Douglas picked up and tossed their bags toward the middle of the space. "Start getting out of those wet clothes. I don't need you getting sick on top of all this. I'll go out and get as much as I can carry. How much change do you have in your wallet, by the way?"

"Just go, I'll let you know once you get back."

Once more Douglas bundled up as best he could to venture out. Of all things, they had to pick a white Mustang. The car was almost invisible in the blowing snow, their tracks already rapidly disappearing. Just get there, get back. He almost dropped his keys fumbling for the trunk lock. The blankets they needed for sure, first aid kit probably a good idea; he looped the emergency lamp and radio onto his arms just in case. The rest stop had indoor water fountains, so he wasn't going to bother with the case of water bottles. If he tried to carry anything else, he might sink entirely into the snow, the way things were going. Now he just had to make the trek one more time.

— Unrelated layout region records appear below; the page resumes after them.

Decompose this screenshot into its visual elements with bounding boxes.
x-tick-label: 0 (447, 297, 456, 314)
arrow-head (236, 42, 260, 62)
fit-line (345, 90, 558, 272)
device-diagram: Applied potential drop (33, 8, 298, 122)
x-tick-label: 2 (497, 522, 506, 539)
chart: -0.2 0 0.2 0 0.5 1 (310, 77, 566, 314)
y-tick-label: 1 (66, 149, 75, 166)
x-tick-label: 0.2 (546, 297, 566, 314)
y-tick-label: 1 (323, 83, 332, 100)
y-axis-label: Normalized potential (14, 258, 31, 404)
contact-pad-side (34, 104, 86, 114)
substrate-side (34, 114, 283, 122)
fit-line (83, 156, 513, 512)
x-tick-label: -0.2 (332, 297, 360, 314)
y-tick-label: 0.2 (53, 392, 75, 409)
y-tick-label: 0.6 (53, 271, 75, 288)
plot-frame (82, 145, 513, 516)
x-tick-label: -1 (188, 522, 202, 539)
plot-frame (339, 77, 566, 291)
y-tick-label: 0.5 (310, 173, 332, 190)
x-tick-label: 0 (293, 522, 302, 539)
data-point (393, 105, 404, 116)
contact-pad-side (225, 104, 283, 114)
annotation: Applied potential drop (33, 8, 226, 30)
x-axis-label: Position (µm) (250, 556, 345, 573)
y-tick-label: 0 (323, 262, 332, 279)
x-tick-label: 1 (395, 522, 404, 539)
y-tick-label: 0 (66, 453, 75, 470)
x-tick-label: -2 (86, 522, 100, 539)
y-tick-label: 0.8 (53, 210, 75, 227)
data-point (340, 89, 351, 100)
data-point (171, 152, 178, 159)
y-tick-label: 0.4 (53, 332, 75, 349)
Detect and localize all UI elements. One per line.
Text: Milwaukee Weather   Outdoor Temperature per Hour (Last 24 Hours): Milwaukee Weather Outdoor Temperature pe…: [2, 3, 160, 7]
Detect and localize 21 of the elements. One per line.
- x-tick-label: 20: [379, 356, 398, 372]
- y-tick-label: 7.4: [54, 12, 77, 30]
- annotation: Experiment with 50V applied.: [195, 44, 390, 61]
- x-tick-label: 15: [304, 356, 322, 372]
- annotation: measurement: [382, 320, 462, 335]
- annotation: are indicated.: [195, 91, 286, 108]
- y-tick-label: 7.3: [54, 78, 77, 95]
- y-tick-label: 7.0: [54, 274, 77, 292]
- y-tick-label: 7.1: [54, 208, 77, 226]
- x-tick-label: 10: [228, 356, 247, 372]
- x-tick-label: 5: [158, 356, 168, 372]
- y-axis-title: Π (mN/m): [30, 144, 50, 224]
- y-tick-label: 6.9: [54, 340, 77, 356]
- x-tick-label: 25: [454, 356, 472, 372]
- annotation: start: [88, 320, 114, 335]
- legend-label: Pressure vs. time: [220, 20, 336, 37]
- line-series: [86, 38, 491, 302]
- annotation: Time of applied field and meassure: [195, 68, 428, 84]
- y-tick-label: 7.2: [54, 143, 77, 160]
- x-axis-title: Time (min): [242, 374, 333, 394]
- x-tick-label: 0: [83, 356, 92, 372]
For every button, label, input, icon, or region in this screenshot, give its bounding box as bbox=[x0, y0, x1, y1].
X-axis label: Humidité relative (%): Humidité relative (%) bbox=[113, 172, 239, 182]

Immediately he knew TJ would be no help. His brother was only halfway out of the clothes he had been wearing, sitting slumped against one wall, shivering. At least his eyes were open, that much Douglas could tell. But he wasn't doing well at all no matter what he tried to say. Douglas did his best to squeeze everything through without dropping stuff in the snow or slipping and falling.

"TJ? Hey, can you hear me?"

TJ only rocked his head in the direction of the question. Douglas would have to go with that.

"Can you tell me what's going on?"

"Got…real shaky all of a sudden. Wasn' sure I could stay standing. Feeling kinda sick…"

"Well, that can happen when you get carried away in the moment," sighed Douglas. He found a dry spot to put the stuff down, wrestled out of his own soaked shoes, socks, and coat, and started checking TJ over.